Il s'est déjà retrouvé en disgrâce. En 2018, Malcolm Turnbull, alors Premier ministre, a effectivement forcé Joyce à démissionner de sa direction des Nationals en raison de sa liaison avec Vikki Campion, aujourd'hui épouse. Et, selon Joyce, Peter Dutton lui a dit qu'il devrait quitter la politique pour avoir insuffisamment développé l'énergie nucléaire au cours de la dernière législature.

Mais aucun des deux incidents n’a suffi à forcer Joyce à quitter les championnats nationaux.

Le départ de Joyce serait une aubaine pour Ley, qui a du mal à maintenir l'unité alors que les deux partis de la coalition mènent des débats de politique publique qui n'ont jamais eu lieu au cours des trois années de direction de Dutton.

Le départ de Joyce signifierait une voix de moins (forte) au sein des Nationaux s'opposant au zéro net d'ici 2050. Cela pourrait inciter quelques autres députés à le rejoindre dans l'émission de Hanson, ce qui pourrait nuire aux chiffres de la Coalition. Mais encore une fois, ce serait une évolution bienvenue pour Ley alors qu’elle lutte pour repositionner l’opposition plus près du centre politique.

Pour Littleproud et les Nationals, le tableau est mitigé.

Oui, Littleproud perdrait la plus grande menace pour son leadership dans la salle des fêtes des Nationals.

Mais perdre Joyce signifie également perdre le meilleur collecteur de fonds du parti, sans doute son meilleur politicien de détail, un homme aimé par une partie des membres de base du parti et un lien clé avec la magnat des mines milliardaire Gina Rinehart.

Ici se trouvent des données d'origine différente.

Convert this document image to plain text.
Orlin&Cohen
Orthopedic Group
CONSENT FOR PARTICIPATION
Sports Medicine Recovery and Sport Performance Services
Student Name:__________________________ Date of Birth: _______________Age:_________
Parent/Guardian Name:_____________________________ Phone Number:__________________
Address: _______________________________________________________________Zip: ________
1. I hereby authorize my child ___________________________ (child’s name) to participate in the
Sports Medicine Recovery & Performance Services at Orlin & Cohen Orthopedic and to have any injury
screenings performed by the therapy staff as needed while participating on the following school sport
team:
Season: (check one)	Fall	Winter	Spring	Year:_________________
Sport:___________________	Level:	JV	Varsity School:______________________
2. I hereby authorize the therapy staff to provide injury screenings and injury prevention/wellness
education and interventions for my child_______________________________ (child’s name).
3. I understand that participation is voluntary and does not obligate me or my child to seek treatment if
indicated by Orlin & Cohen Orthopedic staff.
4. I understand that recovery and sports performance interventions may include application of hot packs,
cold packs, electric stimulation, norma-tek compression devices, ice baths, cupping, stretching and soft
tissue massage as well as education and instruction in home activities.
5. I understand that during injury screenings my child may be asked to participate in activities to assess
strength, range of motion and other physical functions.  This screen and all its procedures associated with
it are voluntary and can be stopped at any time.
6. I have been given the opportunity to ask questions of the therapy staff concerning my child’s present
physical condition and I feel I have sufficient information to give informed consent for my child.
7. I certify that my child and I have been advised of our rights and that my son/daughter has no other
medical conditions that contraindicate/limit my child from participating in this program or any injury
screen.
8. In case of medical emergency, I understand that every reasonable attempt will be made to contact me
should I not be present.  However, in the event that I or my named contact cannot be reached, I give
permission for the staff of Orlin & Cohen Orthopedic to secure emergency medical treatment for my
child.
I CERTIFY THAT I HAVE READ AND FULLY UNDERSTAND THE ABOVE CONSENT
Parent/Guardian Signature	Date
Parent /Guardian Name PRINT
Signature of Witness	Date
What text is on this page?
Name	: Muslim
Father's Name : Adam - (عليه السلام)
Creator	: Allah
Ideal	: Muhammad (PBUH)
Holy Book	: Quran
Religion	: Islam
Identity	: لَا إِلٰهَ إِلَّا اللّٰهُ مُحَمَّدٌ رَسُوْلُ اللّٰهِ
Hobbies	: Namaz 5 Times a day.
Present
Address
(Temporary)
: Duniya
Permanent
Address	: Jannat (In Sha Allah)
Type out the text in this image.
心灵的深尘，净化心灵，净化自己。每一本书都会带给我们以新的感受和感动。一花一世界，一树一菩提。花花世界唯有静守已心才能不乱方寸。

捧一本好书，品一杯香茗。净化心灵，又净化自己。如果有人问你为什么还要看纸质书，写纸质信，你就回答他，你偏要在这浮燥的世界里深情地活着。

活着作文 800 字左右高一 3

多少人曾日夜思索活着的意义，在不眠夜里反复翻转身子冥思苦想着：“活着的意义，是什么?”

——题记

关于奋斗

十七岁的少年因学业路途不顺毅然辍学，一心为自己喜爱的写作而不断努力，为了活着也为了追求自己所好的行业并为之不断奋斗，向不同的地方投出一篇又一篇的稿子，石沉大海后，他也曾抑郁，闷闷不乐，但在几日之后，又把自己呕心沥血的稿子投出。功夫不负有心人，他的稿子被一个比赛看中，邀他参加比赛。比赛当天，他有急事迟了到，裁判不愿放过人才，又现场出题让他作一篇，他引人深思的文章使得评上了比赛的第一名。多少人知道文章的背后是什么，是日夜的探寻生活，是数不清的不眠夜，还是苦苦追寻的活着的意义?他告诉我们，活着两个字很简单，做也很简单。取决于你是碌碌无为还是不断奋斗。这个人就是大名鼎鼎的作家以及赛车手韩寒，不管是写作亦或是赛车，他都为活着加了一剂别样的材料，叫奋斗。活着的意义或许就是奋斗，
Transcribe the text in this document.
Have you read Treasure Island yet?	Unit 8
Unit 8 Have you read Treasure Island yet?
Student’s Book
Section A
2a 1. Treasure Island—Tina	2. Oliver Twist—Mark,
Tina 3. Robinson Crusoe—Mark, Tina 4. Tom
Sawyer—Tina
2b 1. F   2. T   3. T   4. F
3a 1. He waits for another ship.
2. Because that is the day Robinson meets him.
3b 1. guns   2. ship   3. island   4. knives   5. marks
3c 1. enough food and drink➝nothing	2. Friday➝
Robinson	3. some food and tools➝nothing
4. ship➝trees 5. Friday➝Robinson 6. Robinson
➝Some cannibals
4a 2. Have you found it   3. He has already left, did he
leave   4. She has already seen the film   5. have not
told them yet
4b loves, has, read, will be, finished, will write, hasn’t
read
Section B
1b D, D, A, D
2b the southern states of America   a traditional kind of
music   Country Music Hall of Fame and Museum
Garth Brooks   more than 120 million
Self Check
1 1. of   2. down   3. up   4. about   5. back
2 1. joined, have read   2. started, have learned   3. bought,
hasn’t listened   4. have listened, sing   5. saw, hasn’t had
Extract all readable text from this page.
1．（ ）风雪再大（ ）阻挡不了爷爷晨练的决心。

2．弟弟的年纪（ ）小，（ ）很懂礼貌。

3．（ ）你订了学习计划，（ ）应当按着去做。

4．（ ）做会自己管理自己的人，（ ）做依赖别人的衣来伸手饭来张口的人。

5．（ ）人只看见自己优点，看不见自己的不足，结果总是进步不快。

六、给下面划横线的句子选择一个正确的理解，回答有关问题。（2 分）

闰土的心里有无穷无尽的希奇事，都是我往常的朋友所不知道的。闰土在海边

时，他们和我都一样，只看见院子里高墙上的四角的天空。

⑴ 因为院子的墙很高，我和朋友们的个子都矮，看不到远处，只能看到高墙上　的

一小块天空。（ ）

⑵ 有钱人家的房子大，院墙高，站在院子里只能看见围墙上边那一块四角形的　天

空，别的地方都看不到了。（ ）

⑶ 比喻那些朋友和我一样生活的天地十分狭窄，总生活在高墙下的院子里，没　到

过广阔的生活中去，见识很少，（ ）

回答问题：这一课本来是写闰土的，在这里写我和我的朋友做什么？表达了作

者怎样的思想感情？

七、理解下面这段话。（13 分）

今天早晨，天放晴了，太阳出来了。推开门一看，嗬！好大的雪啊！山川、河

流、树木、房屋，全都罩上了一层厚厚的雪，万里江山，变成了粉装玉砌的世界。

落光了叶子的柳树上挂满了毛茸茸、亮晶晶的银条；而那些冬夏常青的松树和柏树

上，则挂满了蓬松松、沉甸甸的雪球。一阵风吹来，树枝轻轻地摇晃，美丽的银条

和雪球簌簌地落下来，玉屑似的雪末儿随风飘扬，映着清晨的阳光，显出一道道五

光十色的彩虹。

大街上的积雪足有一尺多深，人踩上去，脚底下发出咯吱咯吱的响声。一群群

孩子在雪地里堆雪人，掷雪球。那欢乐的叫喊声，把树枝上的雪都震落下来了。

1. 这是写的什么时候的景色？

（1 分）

Pour Joyce, faire défection signifierait pour la première fois de sa carrière qu'il serait sur le banc et séparé de ses frères et sœurs nationaux. C'est un endroit solitaire.

Cela le déplacerait immédiatement en marge de la politique (comme l’ancien libéral devenu transfuge Cory Bernardi l’a découvert il y a près de dix ans) et le rendrait beaucoup moins pertinent dans le débat politique quotidien en raison du nombre de députés au Parlement. Quoi qu’il en soit, Joyce semble prête à rejoindre Hanson’s One Nation.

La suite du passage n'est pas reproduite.